October 10, 2012


Last winter's record high temperatures obscured the ever-rising prices of fuel.

At the pumps, gasoline prices are hitting record highs. As one letter writer noted this week, filling up our car tanks can be $70 or $80 and even more. For those of us who drive for a living, the money adds up.

We've forgotten what the blistering cold can cost. It's not unusual to spend $800 or $900 every three of four weeks to heat our houses when the temperatures are frigid. Out nation's dependence on Middle East oil is worse than ever, despite the smattering of hybrid cars on the roadways.

Putting politics aside for the moment, President Obama's decision to squash the Keystone Pipeline was a tragic error. It would have, with time, helped lower energy costs by increasing the flow of domestic oil to the 48 states. Moreover, it would have provided tens of thousands of jobs.

We understand this administration's ecological concerns – and note that the pipeline project didn't have a thorough environmental review. That said, it's been 25 years since the Alaskan Pipeline opened, and technology has gotten to a point where very little can go wrong.

The Obama administration has been fast tracking alternative energy projects, most noticeably wind energy, but the country has virtually nothing to show for it. Obama pushed through a $535 million federal grant to Solyndra, which also received a $25 million tax break from the state of California. Within two years Solyndra went bankrupt, and the money disappeared. There were other clean energy companies that received federal funds – but they were little more than start-up companies, with no mechanism in place to actually produce energy. In all, this administration has provided over $16 billion in loans to clean energy companies, and the country has nothing to show for it.

Apologists like the New York Times quickly defended the president when the Justice Department began to investigate where all the money went. The company line was the country needs to take chances on clean energy and not all investments pan out. In another time, perhaps.

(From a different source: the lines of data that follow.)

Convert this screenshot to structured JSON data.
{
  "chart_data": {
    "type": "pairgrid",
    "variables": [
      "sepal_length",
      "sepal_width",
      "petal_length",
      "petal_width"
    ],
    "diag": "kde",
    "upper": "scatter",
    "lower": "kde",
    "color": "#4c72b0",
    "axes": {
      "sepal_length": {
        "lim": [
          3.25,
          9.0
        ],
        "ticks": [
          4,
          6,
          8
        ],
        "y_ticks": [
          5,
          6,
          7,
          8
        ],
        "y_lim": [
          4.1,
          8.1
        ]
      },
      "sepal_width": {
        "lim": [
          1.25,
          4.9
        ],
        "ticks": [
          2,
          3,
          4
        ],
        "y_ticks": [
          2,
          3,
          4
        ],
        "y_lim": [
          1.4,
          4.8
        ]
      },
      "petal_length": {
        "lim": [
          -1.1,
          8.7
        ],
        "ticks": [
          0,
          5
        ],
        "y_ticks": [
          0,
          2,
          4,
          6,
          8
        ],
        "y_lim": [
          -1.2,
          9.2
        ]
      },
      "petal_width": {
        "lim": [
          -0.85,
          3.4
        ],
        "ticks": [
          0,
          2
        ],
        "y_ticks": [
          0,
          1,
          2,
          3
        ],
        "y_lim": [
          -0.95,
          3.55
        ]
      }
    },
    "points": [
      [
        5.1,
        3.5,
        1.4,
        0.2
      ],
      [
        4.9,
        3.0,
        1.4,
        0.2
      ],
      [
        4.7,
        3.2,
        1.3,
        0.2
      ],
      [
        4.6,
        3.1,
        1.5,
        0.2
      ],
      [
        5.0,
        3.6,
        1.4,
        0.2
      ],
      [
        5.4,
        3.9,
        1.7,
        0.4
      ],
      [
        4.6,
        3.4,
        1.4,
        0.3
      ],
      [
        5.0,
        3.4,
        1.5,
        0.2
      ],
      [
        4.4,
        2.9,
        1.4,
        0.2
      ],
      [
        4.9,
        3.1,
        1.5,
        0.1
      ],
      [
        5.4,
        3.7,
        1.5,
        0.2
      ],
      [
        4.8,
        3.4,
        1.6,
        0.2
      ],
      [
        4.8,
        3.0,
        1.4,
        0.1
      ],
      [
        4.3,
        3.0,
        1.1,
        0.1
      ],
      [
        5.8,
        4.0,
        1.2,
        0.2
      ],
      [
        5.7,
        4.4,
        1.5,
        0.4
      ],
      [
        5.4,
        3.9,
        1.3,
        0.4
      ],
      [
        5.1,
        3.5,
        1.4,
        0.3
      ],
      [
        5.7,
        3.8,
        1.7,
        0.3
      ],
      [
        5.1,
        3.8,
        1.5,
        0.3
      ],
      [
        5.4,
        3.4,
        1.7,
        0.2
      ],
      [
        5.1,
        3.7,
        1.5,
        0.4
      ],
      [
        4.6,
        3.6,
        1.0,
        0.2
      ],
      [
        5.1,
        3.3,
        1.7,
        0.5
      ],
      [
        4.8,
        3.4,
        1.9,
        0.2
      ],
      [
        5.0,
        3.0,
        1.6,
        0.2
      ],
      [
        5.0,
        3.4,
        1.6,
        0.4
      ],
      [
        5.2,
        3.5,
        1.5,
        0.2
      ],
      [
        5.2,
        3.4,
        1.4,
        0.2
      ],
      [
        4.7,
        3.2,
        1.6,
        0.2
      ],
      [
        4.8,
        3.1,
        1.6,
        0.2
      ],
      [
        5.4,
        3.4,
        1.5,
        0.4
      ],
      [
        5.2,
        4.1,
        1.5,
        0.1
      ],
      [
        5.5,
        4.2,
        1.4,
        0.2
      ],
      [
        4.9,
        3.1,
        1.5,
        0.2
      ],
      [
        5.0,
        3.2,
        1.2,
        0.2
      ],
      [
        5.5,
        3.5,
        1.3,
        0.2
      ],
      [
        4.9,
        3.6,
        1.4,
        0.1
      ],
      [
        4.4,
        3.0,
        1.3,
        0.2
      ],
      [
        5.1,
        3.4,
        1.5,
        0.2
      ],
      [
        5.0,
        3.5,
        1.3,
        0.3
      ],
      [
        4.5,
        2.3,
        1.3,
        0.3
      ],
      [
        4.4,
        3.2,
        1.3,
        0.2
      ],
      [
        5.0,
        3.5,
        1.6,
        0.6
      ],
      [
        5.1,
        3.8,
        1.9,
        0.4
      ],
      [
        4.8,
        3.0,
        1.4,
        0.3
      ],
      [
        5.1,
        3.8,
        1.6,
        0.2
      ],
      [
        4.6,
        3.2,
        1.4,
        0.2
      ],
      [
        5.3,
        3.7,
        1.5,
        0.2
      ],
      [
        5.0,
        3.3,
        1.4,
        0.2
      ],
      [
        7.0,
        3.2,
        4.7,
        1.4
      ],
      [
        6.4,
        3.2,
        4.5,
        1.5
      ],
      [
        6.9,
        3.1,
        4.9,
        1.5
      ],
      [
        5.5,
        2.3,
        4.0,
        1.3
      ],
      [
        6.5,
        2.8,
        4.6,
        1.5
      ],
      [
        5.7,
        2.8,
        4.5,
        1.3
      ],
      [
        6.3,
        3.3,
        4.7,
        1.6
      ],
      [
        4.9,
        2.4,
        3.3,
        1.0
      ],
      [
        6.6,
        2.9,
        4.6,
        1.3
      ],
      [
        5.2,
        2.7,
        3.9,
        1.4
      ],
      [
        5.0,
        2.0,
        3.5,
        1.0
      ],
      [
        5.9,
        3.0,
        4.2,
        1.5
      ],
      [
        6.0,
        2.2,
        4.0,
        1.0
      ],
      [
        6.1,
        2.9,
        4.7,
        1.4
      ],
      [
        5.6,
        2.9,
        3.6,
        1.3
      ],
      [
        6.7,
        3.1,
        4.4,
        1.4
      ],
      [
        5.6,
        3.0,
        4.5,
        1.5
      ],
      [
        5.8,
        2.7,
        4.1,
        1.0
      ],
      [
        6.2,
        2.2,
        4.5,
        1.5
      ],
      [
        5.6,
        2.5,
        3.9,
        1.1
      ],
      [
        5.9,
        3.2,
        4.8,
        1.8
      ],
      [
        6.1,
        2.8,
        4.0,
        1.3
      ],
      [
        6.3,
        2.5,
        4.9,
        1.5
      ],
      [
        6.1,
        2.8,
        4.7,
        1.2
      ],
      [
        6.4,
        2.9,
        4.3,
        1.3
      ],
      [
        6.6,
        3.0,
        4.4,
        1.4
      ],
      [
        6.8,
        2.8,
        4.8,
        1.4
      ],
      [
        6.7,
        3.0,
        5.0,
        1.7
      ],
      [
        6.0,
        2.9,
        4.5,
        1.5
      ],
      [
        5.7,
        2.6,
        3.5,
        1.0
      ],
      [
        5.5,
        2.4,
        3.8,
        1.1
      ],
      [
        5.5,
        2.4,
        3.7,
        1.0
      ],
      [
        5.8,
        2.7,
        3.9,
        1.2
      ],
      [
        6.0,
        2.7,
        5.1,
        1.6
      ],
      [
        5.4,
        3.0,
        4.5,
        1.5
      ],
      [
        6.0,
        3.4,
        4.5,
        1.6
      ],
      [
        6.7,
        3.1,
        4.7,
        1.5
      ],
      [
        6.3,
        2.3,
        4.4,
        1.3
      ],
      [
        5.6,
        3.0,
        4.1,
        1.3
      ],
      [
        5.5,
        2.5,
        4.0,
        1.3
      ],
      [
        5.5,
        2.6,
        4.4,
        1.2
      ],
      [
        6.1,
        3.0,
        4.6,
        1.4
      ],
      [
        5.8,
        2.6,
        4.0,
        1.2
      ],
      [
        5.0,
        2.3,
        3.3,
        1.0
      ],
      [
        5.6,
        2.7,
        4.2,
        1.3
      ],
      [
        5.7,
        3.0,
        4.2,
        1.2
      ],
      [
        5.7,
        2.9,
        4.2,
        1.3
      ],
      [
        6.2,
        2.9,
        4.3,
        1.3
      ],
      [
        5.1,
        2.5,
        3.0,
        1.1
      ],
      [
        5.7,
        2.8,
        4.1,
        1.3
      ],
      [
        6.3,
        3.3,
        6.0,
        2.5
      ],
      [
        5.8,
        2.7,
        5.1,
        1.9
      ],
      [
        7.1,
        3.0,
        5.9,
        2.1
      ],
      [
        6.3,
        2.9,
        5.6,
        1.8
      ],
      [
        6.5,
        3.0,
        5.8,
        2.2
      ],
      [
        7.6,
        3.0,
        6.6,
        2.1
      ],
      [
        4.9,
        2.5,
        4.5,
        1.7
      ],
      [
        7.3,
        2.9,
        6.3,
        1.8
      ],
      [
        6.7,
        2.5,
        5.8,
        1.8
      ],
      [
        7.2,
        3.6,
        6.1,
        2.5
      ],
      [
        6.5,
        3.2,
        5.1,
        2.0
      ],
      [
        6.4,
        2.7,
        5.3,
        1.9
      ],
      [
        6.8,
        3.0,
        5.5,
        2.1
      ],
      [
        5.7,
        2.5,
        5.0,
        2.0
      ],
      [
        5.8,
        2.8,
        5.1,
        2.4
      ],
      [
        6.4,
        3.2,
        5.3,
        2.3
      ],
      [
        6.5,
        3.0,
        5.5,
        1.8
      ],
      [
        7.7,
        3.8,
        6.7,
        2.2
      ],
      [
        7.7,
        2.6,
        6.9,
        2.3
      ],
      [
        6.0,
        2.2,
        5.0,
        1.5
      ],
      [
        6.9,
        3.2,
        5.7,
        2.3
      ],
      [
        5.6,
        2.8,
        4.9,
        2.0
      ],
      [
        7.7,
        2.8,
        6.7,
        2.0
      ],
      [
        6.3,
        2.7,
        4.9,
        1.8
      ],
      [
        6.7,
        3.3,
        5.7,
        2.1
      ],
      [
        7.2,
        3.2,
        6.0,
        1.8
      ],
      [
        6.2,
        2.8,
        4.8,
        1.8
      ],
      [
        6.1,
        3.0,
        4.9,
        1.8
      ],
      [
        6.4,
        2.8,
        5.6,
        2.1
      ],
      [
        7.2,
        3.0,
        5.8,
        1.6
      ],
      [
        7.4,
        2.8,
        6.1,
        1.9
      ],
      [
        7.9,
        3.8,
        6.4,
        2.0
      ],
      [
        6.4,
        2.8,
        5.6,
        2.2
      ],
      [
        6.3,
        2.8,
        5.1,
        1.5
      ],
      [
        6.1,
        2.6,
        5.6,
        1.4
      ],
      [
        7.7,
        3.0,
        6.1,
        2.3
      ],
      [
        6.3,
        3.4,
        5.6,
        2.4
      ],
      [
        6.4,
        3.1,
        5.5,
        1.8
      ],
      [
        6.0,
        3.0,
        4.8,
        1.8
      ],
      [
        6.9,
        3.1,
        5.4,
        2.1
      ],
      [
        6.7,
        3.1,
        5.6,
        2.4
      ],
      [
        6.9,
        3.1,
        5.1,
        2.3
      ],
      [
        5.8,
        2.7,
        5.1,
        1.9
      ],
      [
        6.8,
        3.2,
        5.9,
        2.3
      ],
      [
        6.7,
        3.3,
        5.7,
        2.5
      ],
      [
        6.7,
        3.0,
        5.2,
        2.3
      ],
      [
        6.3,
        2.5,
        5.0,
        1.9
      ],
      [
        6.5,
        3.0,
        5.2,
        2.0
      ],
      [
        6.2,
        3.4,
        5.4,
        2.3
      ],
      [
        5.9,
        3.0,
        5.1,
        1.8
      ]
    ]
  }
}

But with this country still in the throes of an economic meltdown there can be no justification for spending billions of taxpayer dollars on a wing and a prayer. (The fact that Solyndra executives were huge contributors to Obama's campaign -- and that they were frequent visitors to the White House -- has been conveniently overlooked by the mainstream press.)

Perhaps the future will bring more clean energy, and America will be less dependent on foreign oil. That does little to quench the fear that for many of us, the specter of freezing pipes and empty gas tanks looms ominously ahead.